The evening was a tense one for me, an invitation to dine with my boyfriend’s parents, loquacious intelligent people interested in everything. I suffered tremendously from a fear of being dimwitted and losing the ability to eat and speak at the same time. The warm complex smell of chicken and garlic basting in wine headed me off, wrapping me immediately in a blanket of acceptance and cordiality. I recall such genuineness, a desire to welcome and create a memorable meal in the form of a rustic dish with a glamorous name. I was disarmed. Plump chicken, unctuous wine soaked prunes, herbs at every turn with a wink of caper- I may have looked every part the sensible dinner guest on the exterior, but inside not only was I luxuriating in sensual pleasure but I learned that a good host can create an atmosphere where the perceived differences between people dissolve. Gone were my petty insecurities, feasting on fowl moved the focus from head to heart and allowed a space for friendship to unfold.

Quickly I ascertained that Chicken Marbella had the hallmark of a keeper recipe.
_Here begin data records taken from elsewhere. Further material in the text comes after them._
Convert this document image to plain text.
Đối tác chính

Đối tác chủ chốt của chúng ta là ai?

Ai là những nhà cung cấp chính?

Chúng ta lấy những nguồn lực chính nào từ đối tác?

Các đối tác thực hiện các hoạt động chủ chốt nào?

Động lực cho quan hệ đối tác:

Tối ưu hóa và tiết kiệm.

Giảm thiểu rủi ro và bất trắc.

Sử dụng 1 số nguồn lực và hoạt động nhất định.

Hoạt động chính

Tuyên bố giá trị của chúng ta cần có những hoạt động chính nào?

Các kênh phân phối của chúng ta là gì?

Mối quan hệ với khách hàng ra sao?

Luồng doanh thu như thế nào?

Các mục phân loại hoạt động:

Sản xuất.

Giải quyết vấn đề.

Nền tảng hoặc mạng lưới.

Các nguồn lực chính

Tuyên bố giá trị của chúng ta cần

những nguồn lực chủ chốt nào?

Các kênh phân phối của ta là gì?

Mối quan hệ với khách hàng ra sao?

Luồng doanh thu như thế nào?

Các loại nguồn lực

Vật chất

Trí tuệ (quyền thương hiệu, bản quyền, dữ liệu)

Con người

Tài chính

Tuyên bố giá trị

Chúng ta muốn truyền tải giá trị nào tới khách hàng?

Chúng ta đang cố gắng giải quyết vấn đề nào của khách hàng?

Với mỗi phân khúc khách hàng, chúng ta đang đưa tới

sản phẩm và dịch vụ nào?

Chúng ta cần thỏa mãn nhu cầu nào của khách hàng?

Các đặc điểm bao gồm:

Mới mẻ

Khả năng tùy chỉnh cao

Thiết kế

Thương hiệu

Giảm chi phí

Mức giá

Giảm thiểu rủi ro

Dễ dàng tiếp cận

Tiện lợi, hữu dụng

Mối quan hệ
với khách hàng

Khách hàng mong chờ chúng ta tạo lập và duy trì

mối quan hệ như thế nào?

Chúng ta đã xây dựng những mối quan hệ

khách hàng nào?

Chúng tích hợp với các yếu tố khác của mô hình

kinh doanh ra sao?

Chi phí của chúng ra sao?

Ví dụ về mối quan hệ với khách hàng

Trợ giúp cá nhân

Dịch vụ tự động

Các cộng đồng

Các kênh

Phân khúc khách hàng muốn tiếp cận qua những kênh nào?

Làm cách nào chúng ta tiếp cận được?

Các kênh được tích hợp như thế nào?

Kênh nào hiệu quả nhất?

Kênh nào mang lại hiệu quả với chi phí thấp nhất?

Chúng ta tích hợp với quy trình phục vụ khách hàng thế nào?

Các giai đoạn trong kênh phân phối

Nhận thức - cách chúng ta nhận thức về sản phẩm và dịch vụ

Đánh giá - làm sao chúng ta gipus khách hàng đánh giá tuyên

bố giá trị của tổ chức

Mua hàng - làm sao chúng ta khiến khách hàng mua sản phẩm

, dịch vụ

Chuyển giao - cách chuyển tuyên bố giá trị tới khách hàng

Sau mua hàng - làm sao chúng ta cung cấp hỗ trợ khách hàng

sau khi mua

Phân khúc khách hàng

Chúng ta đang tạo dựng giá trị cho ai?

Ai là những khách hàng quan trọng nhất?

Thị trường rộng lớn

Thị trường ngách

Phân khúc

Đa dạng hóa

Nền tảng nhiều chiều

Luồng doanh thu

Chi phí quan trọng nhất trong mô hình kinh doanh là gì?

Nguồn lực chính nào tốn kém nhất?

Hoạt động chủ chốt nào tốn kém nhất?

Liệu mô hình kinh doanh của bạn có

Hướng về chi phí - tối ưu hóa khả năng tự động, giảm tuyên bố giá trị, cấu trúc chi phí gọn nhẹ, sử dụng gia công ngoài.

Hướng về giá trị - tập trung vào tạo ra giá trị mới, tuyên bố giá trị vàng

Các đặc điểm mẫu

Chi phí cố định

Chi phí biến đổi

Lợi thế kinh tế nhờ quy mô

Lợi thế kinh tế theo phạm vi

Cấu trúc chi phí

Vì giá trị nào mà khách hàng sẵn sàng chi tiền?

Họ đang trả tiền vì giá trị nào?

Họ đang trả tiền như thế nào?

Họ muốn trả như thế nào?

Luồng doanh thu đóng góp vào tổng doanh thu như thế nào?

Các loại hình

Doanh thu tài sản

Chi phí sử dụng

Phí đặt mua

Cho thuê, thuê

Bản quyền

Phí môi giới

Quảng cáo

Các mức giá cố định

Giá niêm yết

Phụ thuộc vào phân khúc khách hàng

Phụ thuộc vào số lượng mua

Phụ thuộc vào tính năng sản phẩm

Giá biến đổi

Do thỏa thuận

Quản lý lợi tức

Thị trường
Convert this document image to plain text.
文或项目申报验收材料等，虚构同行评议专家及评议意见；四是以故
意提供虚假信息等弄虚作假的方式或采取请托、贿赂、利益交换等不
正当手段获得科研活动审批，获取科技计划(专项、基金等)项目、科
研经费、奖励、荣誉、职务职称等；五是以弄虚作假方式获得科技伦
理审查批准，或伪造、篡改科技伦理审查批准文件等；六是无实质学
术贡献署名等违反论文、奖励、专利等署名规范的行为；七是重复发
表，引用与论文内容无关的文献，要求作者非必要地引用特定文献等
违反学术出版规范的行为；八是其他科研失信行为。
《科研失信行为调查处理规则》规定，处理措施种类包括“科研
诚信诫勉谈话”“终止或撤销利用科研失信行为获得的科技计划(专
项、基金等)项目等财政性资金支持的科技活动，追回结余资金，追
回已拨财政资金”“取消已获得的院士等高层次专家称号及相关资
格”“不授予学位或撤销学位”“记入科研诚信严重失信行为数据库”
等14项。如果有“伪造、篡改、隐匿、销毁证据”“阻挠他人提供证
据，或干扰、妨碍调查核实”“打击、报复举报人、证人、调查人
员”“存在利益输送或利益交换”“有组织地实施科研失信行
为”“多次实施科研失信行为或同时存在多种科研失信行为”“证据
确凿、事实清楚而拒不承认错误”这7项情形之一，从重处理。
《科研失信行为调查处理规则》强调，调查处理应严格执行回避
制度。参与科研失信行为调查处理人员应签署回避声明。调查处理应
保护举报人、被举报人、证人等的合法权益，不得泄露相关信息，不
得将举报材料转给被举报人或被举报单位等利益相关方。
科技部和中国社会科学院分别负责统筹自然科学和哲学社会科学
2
The flavors pique the taste buds in lively debate, sweet, bracing, pungent, and herbaceous. The dish escapes easy definition. It is sophisticated enough to be eaten by candlelight in gown or tux, but would be just at home plucked out of a picnic basket. Bold interesting flavors let the guest know this will be no prosaic affair yet its polish belies the ease in preparation. Low effort with high impact, I rely upon this poultry dish time and time again especially when I find myself overly concerned about crafting the perfect meal. Ultimately the job of the consummate host is to receive-- to enfold another into the family. The food and accompanying accoutrements are holy offering signifying that embrace. In the end it is less about the fuss of food, self conscious repasts which require too much sweat and toil, and more directly about the people who eat.

Chicken Marbella serves 6 adapted from the Silver Palate Cookbook
When I first had this dish over 15 years ago, it was one of the most exotic things I had ever tasted. I had the recipe for a short time before it was recklessly tossed into my memory bank to be interpreted anew each subsequent time. I can say that ever iteration has been fabulous. Very recently I found the recipe again only to realize that I had been calling it the wrong name (Chicken Mirabelle) all of these years. It seems that I was also taking certain liberties with the directions. If you want to have a go at directions closer to the original, look here.

Ingredients:
3 lbs boneless, skinless chicken breasts
8 garlic cloves finely chopped
¼ C Balsamic Wine
¼ C olive oil
1 C pitted prunes
½ C pitted green olives
¼ C capers
3 bay leaves
¼ C packed brown sugar
½ C white wine
2 Tbsp. dried oregano
Pinch red pepper flakes
Few grates orange zest
Salt and pepper
Finely chopped parsley or cilantro for garnish

Directions: Throw everything into a bag to marinate overnight. Preheat oven to 350 degrees. Place chicken and all other marinated bits into an ample Dutch oven and cover. Bake for about 45 minutes checking until chicken is done. Garnish with fresh chopped herbs. While this dish improves with age, the aroma out of the oven is terrific and is highly recommended for the benefit of dinner guests.